Qu’a changé pour vous ce moteur ?
Cet outil est axé sur les sports mécaniques. Pour une course de voitures, on ne peut pas se permettre d’avoir un jeu qui rame. Avoir développé ce moteur spécialement pour ce genre permet d’éviter cela. Il nous a aussi donné l’opportunité de collaborer avec l’industrie automobile. Nous avons fait de l’IA (intelligence artificielle) pour des véhicules autonomes pour Thalès, une simulation de conduite de bus pour la RATP ou encore du design pour Renault. Nous essayons d’avoir la même qualité qu’Unreal Engine, qui est très important et multiplateformes. Mais l’ultra-spécificité de notre moteur le rend plus fin et performant. C’est un outil très précis.
WRC 9, qui sort ce jeudi, s’accompagne d’une sorte de concours visant à trouver des futurs pilotes...

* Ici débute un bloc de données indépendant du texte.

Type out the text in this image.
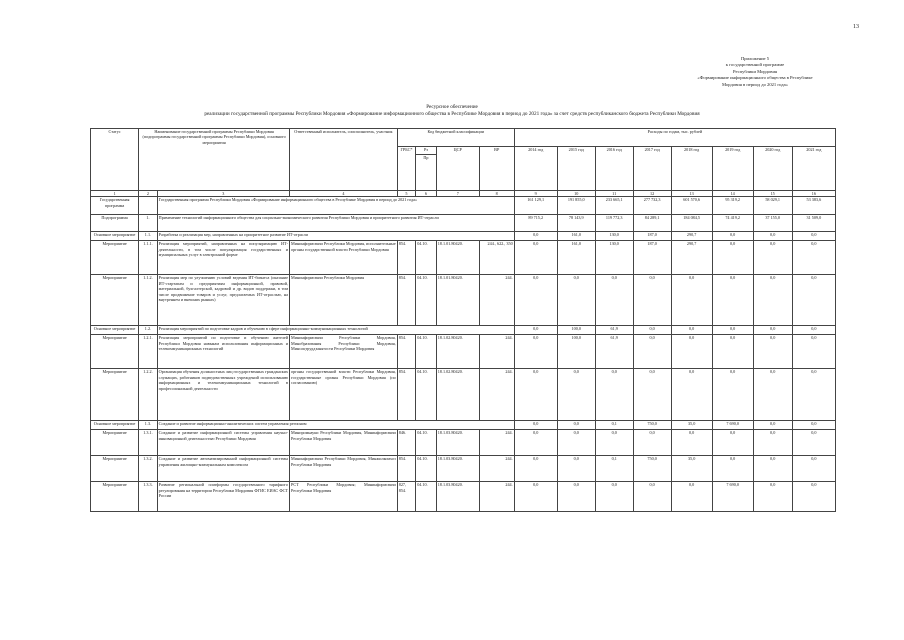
13
Приложение 5
к государственной программе
Республики Мордовия
«Формирование информационного общества в Республике
Мордовия в период до 2021 года»
Ресурсное обеспечение
реализации государственной программы Республики Мордовия «Формирование информационного общества в Республике Мордовия в период до 2021 года» за счет средств республиканского бюджета Республики Мордовия
Статус	Наименование государственной программы Республики Мордовия (подпрограммы государственной программы Республики Мордовия), основного мероприятия		Ответственный исполнитель, соисполнитель, участник	Код бюджетной классификации				Расходы по годам, тыс. рублей							
				ГРБС*	Рз	ЦСР	ВР	2014 год	2015 год	2016 год	2017 год	2018 год	2019 год	2020 год	2021 год
					Пр										
1	2	3	4	5	6	7	8	9	10	11	12	13	14	15	16
Государственная программа		Государственная программа Республики Мордовия «Формирование информационного общества в Республике Мордовия в период до 2021 года»						161 129,1	191 855,0	233 665,1	277 732,3	601 570,6	95 319,2	58 029,1	53 383,6
Подпрограмма	1.	Применение технологий информационного общества для социально-экономического развития Республики Мордовия и приоритетного развития ИТ-отрасли						89 715,2	78 143,9	119 772,3	84 289,1	184 084,5	74 419,2	37 155,0	31 509,0
Основное мероприятие	1.1.	Разработка и реализация мер, направленных на приоритетное развитие ИТ-отрасли						0,0	161,0	130,0	187,0	290,7	0,0	0,0	0,0
Мероприятие	1.1.1.	Реализация мероприятий, направленных на популяризацию ИТ-деятельности, в том числе популяризация государственных и муниципальных услуг в электронной форме	Мининформсвязи Республики Мордовия, исполнительные органы государственной власти Республики Мордовия	854.	04.10.	18.1.01.80420.	244., 622., 350	0,0	161,0	130,0	187,0	290,7	0,0	0,0	0,0
Мероприятие	1.1.2.	Реализация мер по улучшению условий ведения ИТ-бизнеса (оказание ИТ-стартапам и предприятиям информационной, правовой, материальной, бухгалтерской, кадровой и др. видов поддержки, в том числе продвижение товаров и услуг, предлагаемых ИТ-отраслью, на внутреннем и внешних рынках)	Мининформсвязи Республики Мордовия	854.	04.10.	18.1.01.80420.	244.	0,0	0,0	0,0	0,0	0,0	0,0	0,0	0,0
Основное мероприятие	1.2.	Реализация мероприятий по подготовке кадров и обучению в сфере информационно-коммуникационных технологий						0,0	100,0	61,9	0,0	0,0	0,0	0,0	0,0
Мероприятие	1.2.1.	Реализация мероприятий по подготовке и обучению жителей Республики Мордовия навыкам использования информационных и телекоммуникационных технологий	Мининформсвязи Республики Мордовия, Минобразования Республики Мордовия, Минсоцтруддзанятости Республики Мордовия	854.	04.10.	18.1.02.80420.	244.	0,0	100,0	61,9	0,0	0,0	0,0	0,0	0,0
Мероприятие	1.2.2.	Организация обучения должностных лиц государственных гражданских служащих, работников подведомственных учреждений использованию информационных и телекоммуникационных технологий в профессиональной деятельности	органы государственной власти Республики Мордовия, государственные органы Республики Мордовия (по согласованию)	854.	04.10.	18.1.02.80420.	244.	0,0	0,0	0,0	0,0	0,0	0,0	0,0	0,0
Основное мероприятие	1.3.	Создание и развитие информационно-аналитических систем управления регионом						0,0	0,0	0,1	750,0	35,0	7 690,0	0,0	0,0
Мероприятие	1.3.1.	Создание и развитие информационной системы управления научно-инновационной деятельностью Республики Мордовия	Минпромнауки Республики Мордовия, Мининформсвязи Республики Мордовия	846.	04.10.	18.1.03.80420.	244.	0,0	0,0	0,0	0,0	0,0	0,0	0,0	0,0
Мероприятие	1.3.2.	Создание и развитие автоматизированной информационной системы управления жилищно-коммунальным комплексом	Мининформсвязи Республики Мордовия, Минжилкомхоз Республики Мордовия	854.	04.10.	18.1.03.80420.	244.	0,0	0,0	0,1	750,0	35,0	0,0	0,0	0,0
Мероприятие	1.3.3.	Развитие региональной платформы государственного тарифного регулирования на территории Республики Мордовия ФГИС ЕИАС ФСТ России	РСТ Республики Мордовия; Мининформсвязи Республики Мордовия	827, 854.	04.10.	18.1.03.80420.	244.	0,0	0,0	0,0	0,0	0,0	7 690,0	0,0	0,0
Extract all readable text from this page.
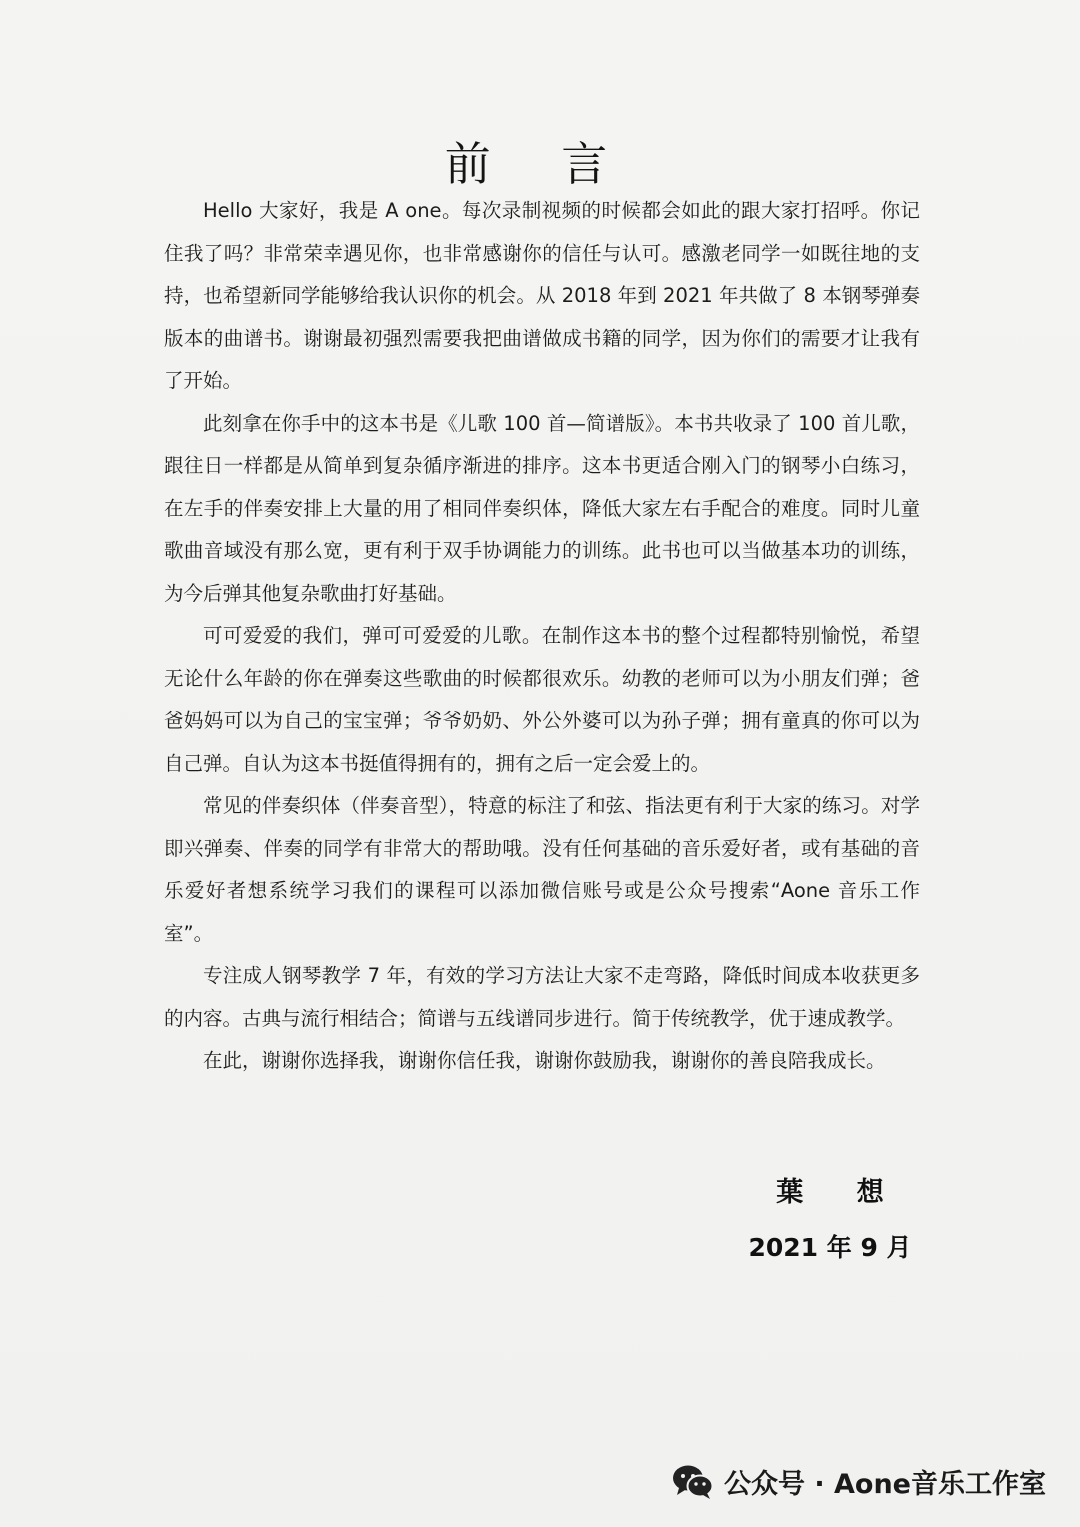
前 言

Hello 大家好，我是 A one。每次录制视频的时候都会如此的跟大家打招呼。你记住我了吗？非常荣幸遇见你，也非常感谢你的信任与认可。感激老同学一如既往地的支持，也希望新同学能够给我认识你的机会。从 2018 年到 2021 年共做了 8 本钢琴弹奏版本的曲谱书。谢谢最初强烈需要我把曲谱做成书籍的同学，因为你们的需要才让我有了开始。

此刻拿在你手中的这本书是《儿歌 100 首—简谱版》。本书共收录了 100 首儿歌，跟往日一样都是从简单到复杂循序渐进的排序。这本书更适合刚入门的钢琴小白练习，在左手的伴奏安排上大量的用了相同伴奏织体，降低大家左右手配合的难度。同时儿童歌曲音域没有那么宽，更有利于双手协调能力的训练。此书也可以当做基本功的训练，为今后弹其他复杂歌曲打好基础。

可可爱爱的我们，弹可可爱爱的儿歌。在制作这本书的整个过程都特别愉悦，希望无论什么年龄的你在弹奏这些歌曲的时候都很欢乐。幼教的老师可以为小朋友们弹；爸爸妈妈可以为自己的宝宝弹；爷爷奶奶、外公外婆可以为孙子弹；拥有童真的你可以为自己弹。自认为这本书挺值得拥有的，拥有之后一定会爱上的。

常见的伴奏织体（伴奏音型），特意的标注了和弦、指法更有利于大家的练习。对学即兴弹奏、伴奏的同学有非常大的帮助哦。没有任何基础的音乐爱好者，或有基础的音乐爱好者想系统学习我们的课程可以添加微信账号或是公众号搜索“Aone 音乐工作室”。

专注成人钢琴教学 7 年，有效的学习方法让大家不走弯路，降低时间成本收获更多的内容。古典与流行相结合；简谱与五线谱同步进行。简于传统教学，优于速成教学。

在此，谢谢你选择我，谢谢你信任我，谢谢你鼓励我，谢谢你的善良陪我成长。

葉 想
2021 年 9 月
公众号 · Aone音乐工作室
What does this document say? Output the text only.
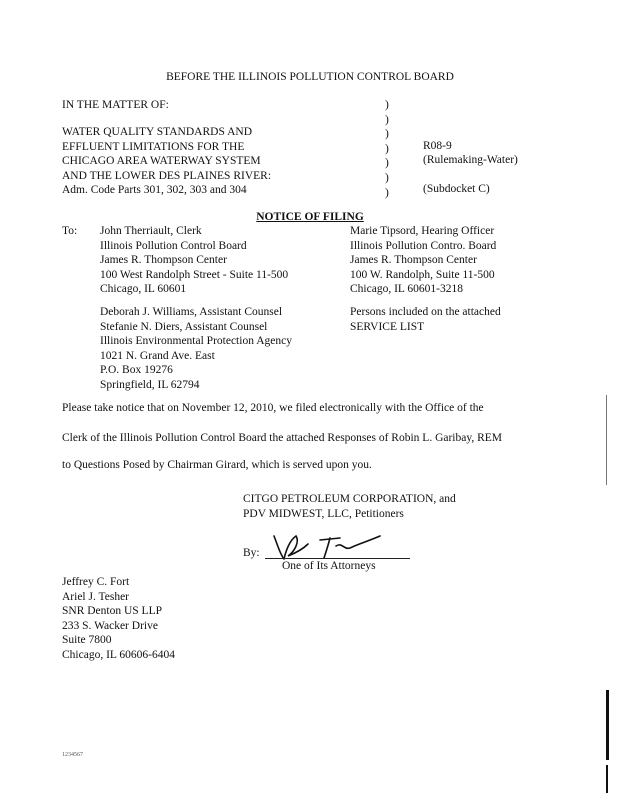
BEFORE THE ILLINOIS POLLUTION CONTROL BOARD
IN THE MATTER OF:
WATER QUALITY STANDARDS AND
EFFLUENT LIMITATIONS FOR THE
CHICAGO AREA WATERWAY SYSTEM
AND THE LOWER DES PLAINES RIVER:
Adm. Code Parts 301, 302, 303 and 304
)
)
)
)
)
)
)
R08-9
(Rulemaking-Water)
(Subdocket C)
NOTICE OF FILING
To: John Therriault, Clerk
Illinois Pollution Control Board
James R. Thompson Center
100 West Randolph Street - Suite 11-500
Chicago, IL 60601
Marie Tipsord, Hearing Officer
Illinois Pollution Contro. Board
James R. Thompson Center
100 W. Randolph, Suite 11-500
Chicago, IL 60601-3218
Deborah J. Williams, Assistant Counsel
Stefanie N. Diers, Assistant Counsel
Illinois Environmental Protection Agency
1021 N. Grand Ave. East
P.O. Box 19276
Springfield, IL 62794
Persons included on the attached
SERVICE LIST
Please take notice that on November 12, 2010, we filed electronically with the Office of the
Clerk of the Illinois Pollution Control Board the attached Responses of Robin L. Garibay, REM
to Questions Posed by Chairman Girard, which is served upon you.
CITGO PETROLEUM CORPORATION, and
PDV MIDWEST, LLC, Petitioners
By:
One of Its Attorneys
Jeffrey C. Fort
Ariel J. Tesher
SNR Denton US LLP
233 S. Wacker Drive
Suite 7800
Chicago, IL 60606-6404
1234567
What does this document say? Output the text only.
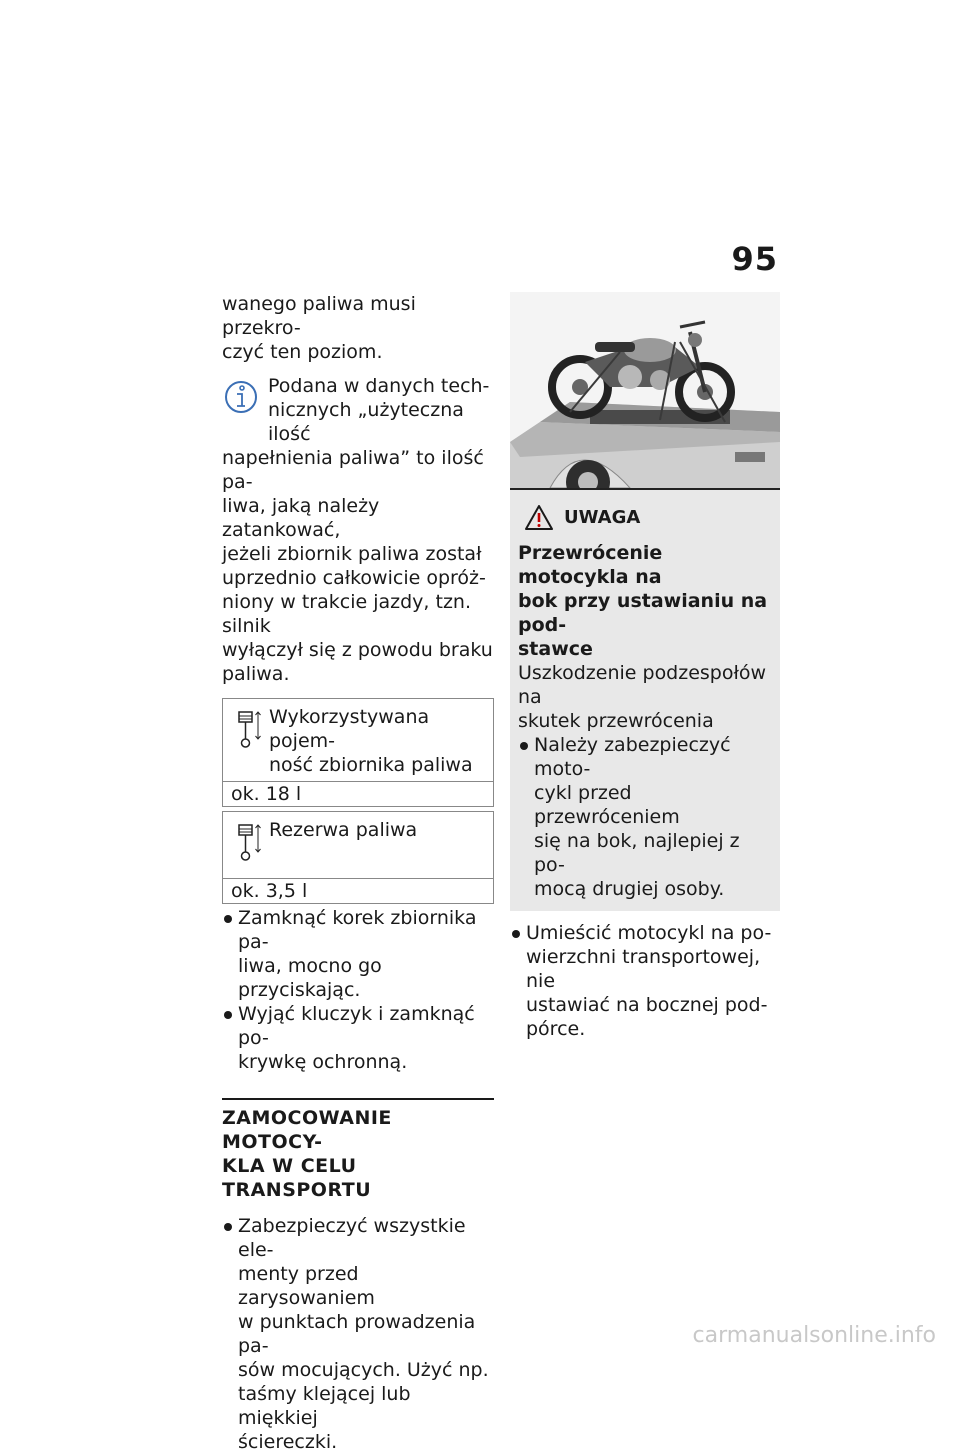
95

wanego paliwa musi przekro-
czyć ten poziom.

Podana w danych tech-
nicznych „użyteczna ilość
napełnienia paliwa” to ilość pa-
liwa, jaką należy zatankować,
jeżeli zbiornik paliwa został
uprzednio całkowicie opróż-
niony w trakcie jazdy, tzn. silnik
wyłączył się z powodu braku
paliwa.

Wykorzystywana pojem-
ność zbiornika paliwa
ok. 18 l
Rezerwa paliwa
ok. 3,5 l
Zamknąć korek zbiornika pa-
liwa, mocno go przyciskając.
Wyjąć kluczyk i zamknąć po-
krywkę ochronną.
ZAMOCOWANIE MOTOCY-
KLA W CELU TRANSPORTU
Zabezpieczyć wszystkie ele-
menty przed zarysowaniem
w punktach prowadzenia pa-
sów mocujących. Użyć np.
taśmy klejącej lub miękkiej
ściereczki.
UWAGA

Przewrócenie motocykla na
bok przy ustawianiu na pod-
stawce

Uszkodzenie podzespołów na
skutek przewrócenia

Należy zabezpieczyć moto-
cykl przed przewróceniem
się na bok, najlepiej z po-
mocą drugiej osoby.
Umieścić motocykl na po-
wierzchni transportowej, nie
ustawiać na bocznej pod-
pórce.
carmanualsonline.info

La FIA (Fédération internationale de l'automobile) - en charge entre autres du recrutement des futurs pilotes professionnels- s’est rendu compte que notre jeu WRC était très réaliste et qu’il était utilisé par beaucoup de pilotes pour s’entraîner chez eux avant les spéciales de rallyes. Après un appel d’offres, ils nous ont proposé d’utiliser la base de WRC pour faire un programme de formation et d’entraînement des jeunes et futurs pilotes. Un simulateur, donc. C’est une sorte de compétition ouverte à tous les jeunes qui le souhaitent. Les meilleurs vont gagner un vrai volant et une formation par la fédération française ou internationale.